The first half or two-thirds of The Woman in White is great.  The best part is Miss Halcombe's lengthy narrative, as she's living with her sister, Sir Percival, and Count Fosco.  We know that the bad guys are up to something, but we don't know what, and the story becomes more and more suffused with claustrophobic, paranoid dread.  It's really remarkable, and surprisingly Modern: we have all these characters who are telling the truth as far as they're able, but there's no objective, outside way to tell what's actually going on.  There was a point at which I was all ready to declare this the BEST BOOK EVER.

I am aware that the "but" is implicit in that, unfortunately.  So: but the book goes steadily downhill when the narrative returns to Hartright as he investigates, searching for the Terrible Secret and trying to bring down the bad guys in general.  It actually starts off engagingly enough, but the more that's revealed, the less interesting things are (as is so often the case).  The Terrible Secret is--somewhat predictably--not very likely to cause contemporary audiences to reach for the smelling salts, and you get the impression that Collins wasn't exactly certain how to bring things to a close.  Sir Percival's ending is more or less okay, if a bit overly convenient, but when it comes to Fosco, the author basically goes insane, dragging in a really bizarre, left-field plot contrivance to get rid of him.  I was not amused!

Also, after being such a great character for so long, it's very disappointing to see Miss Halcombe move to the background and cease to do much of importance.  Of course, this is all from Hartright's viewpoint, and we've previous seen what a clueless goofus he is, but lacking any other perspective, we're really not left with much.  It is implied quite strongly that there will be some sort of final showdown between her and Fosco (who seems to genuinely admire her as enemy), which would surely be one of the greatest things ever, but that never happens.  Bah.

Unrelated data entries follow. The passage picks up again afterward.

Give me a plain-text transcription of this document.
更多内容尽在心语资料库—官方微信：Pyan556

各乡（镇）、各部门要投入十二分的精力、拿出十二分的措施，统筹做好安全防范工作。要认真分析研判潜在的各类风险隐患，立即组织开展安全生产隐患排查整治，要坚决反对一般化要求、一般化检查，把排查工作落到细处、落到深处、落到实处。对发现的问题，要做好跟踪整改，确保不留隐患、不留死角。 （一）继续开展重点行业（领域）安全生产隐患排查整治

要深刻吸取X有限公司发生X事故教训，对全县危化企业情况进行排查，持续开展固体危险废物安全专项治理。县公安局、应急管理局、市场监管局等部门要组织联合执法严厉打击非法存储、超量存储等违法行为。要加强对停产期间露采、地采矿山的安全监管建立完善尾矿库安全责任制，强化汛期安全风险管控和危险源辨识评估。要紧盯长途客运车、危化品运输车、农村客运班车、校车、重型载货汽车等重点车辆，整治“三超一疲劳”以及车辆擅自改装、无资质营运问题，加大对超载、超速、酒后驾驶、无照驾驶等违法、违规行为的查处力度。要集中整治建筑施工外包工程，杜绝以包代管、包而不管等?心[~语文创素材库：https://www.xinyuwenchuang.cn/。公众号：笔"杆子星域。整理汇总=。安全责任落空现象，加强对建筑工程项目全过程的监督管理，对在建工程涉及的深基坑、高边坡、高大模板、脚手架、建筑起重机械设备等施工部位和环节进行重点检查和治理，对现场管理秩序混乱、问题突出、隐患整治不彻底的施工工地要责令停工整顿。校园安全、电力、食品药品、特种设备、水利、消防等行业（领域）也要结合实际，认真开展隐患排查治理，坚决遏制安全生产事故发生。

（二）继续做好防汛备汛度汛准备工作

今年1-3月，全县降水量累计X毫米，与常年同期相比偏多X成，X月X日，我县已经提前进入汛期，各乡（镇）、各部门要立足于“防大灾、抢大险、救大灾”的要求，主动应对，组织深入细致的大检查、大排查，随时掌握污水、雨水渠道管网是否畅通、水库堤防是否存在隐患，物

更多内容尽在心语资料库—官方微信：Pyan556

And now, unfortunately, we come to the part where I have to talk about what an awful character Laura Fairlie is.  The thing is, she doesn't really have what one would call "character traits," unless "frail" and "feminine" count.  This is why Hartright falls for her, and it is certainly a big part of what makes him such a huge dork (if he were less of such, he'd have fallen for her sister instead).  Still, this isn't such a problem until the latter parts of the book: the early romance stuff isn't any too gripping, but there's not much of it, and soon enough Hartright is out of the picture for a good while.  Miss Fairlie still isn't a great character, but it's not a big deal, especially with Marian there to make up the difference.  But when Hartright reappears, BOY HOWDY is she ever condescended to/infantilized.  There's this part where the three of them are living together in a sub rosa fashion; he's making money by engraving, and Marian by sewing, and she's feeling like she's not contributing anything, so he comes up with this great idea where he gets her to do drawings that he'll sell along with his own stuff--so that contents her, but actually NO ONE would ever buy her "poor, faint, valueless sketches," and he's just pretending that some of the money coming in is now thanks to her.  Oogh.  She's just never shown doing anything of any note, and when the two of them get married, it feels uncomfortably akin to pedophilia.  All of this could be some sort of social commentary on Collins' part; I don't know his work well enough to say anything for sure--but I have my grave doubts.  Well, at least he lets her remarry, whereas if this were Dickens, her first marriage would have been deemed to irrevocably sully her in such a way that she would NEVER EVER be allowed to find romantic happiness.  Man, that guy could be such a prick.

The good does outweigh the bad in The Woman in White.  Make no mistake: when it's good, it is really good.  I just hoped--and, for a while, had reason to hope!--that it would do so to a greater extent.  Collins transcends his milieu for a while, but ultimately he's brought down by typical, lame Victorian things: here, gender roles and the compulsion to neatly tie everything up in a bow even when it involves really implausible contrivance.